Strong trade unions and labor legislation in the Cuban Republic were a factor in rising living standards, and improved healthcare outcomes.

Professor James W. McGuire and Laura B. Frankel in their paper published in the Latin American Research Review, “Mortality Decline in Cuba, 1900-1959: Patterns, Comparisons, and Causes” found that “Cuba’s progress relative to other Latin American countries at reducing infant mortality was even greater from 1900 to 1960 than from 1960 to 1995. During the earlier period, Cuba led all Latin American countries for which data are available at raising life expectancy and reducing infant mortality. From 1960 to 1995, by contrast, it came in fourth and fifth respectively.” 

Whereas the Communist Revolution in Cuba in 1959 led to the end of Cuba’s independent labor movement.

On January 22, 1959 the CTC was replaced by the CTC-Revolucionaria.

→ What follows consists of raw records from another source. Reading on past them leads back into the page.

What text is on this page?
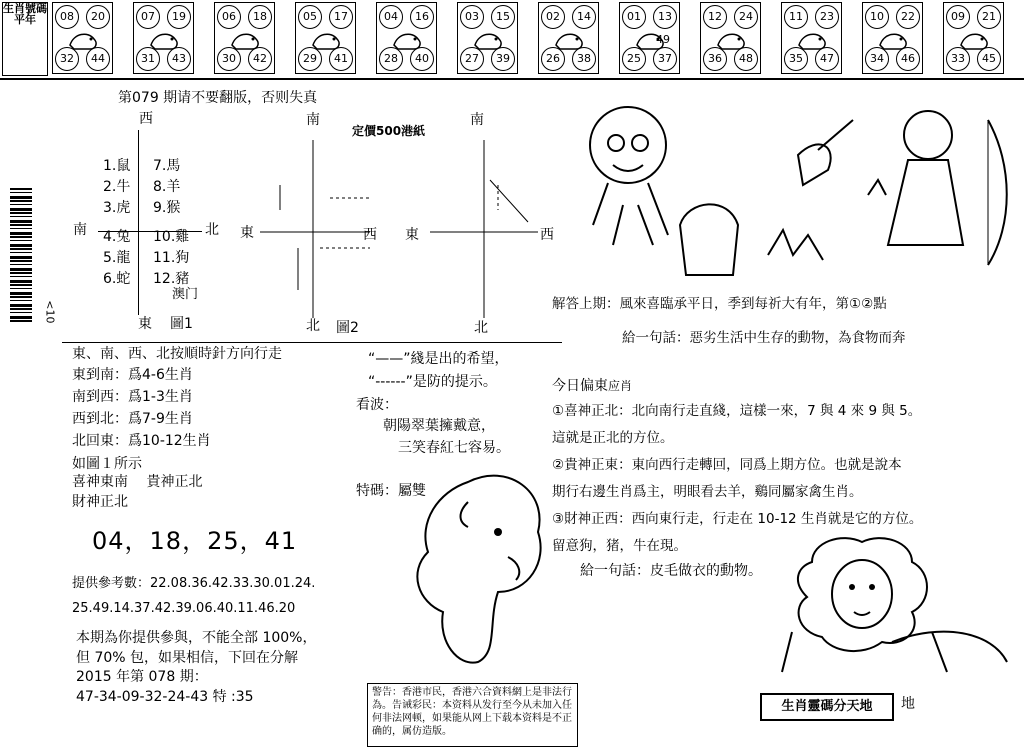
生肖號碼平年	08	20
32	44
07	19
31	43
06	18
30	42
05	17
29	41
04	16
28	40
03	15
27	39
02	14
26	38
01	13
25	37
49
12	24
36	48
11	23
35	47
10	22
34	46
09	21
33	45
第079 期请不要翻版，否则失真
<10
西
南	北
東 圖1
1.鼠
2.牛
3.虎
4.兔
5.龍
6.蛇
7.馬
8.羊
9.猴
10.雞
11.狗
12.豬
澳门
定價500港紙
南
東	西
北 圖2
南
東	西
北
東、南、西、北按順時針方向行走
東到南：爲4-6生肖
南到西：爲1-3生肖
西到北：爲7-9生肖
北回東：爲10-12生肖
如圖１所示
喜神東南　 貴神正北
財神正北
“——”綫是出的希望，
“------”是防的提示。
看波：
朝陽翠葉擁戴意，
三笑春紅七容易。
特碼：屬雙
04，18，25，41
提供參考數：22.08.36.42.33.30.01.24.
25.49.14.37.42.39.06.40.11.46.20
本期為你提供參與，不能全部 100%，
但 70% 包，如果相信，下回在分解
2015 年第 078 期：
47-34-09-32-24-43 特 :35
解答上期：風來喜臨承平日，季到每祈大有年，第①②點
給一句話：惡劣生活中生存的動物，為食物而奔
今日偏東应肖
①喜神正北：北向南行走直綫，這樣一來，7 與 4 來 9 與 5。
這就是正北的方位。
②貴神正東：東向西行走轉回，同爲上期方位。也就是說本
期行右邊生肖爲主，明眼看去羊，鷄同屬家禽生肖。
③財神正西：西向東行走，行走在 10-12 生肖就是它的方位。
留意狗，猪，牛在現。
給一句話：皮毛做衣的動物。
警告：香港市民，香港六合資料網上是非法行為。告诫彩民：本资料从发行至今从未加入任何非法网顿，如果能从网上下载本资料是不正确的，属仿造版。
生肖靈碼分天地	地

In the X Congress, held in November 1959, the Secretary General, David Salvador Manso,”said that the workers had not gone to the event to raise economic demands but to support the revolution.” And in the XI Congress, November 1961, the delegates renounced almost all the achievements of the labor movement, including  “the nine days of leave for sickness, the supplementary Christmas bonus, the weekly shift of 44 x 48 hours, the right to strike and an increase of 9.09%, among many others. Workers were required to do “voluntary work” that was actually mandatory.

The 2019 Cuban Constitution (current) does not recognize a right to strike or a right to collective bargaining. 

Therefore we ask you as part of the international labor movement to petition the Cuban government to:

  1. Recognize the right for Cubans to unionize, and form independent labor unions.

  2. Recognize the right of Cubans to strike

  3. Recognize the rights of Cubans to collective bargaining

  4. Establish forty hour week with salary for forty four

  5. Establish two weeks vacation

  6. Restore Christmas bonus

  7. Restore adequate funding and maintenance to the Hospital Maternidad Obrera

  8. End forced labor which is called “voluntary work” [ trabajo voluntario].

  9. Return Hotel Habana libre to the  Sindicato Cubano de Trabajadores de la Gastronomía retirement fund

  10. End discriminatory hiring practices based on race, religion, and political beliefs.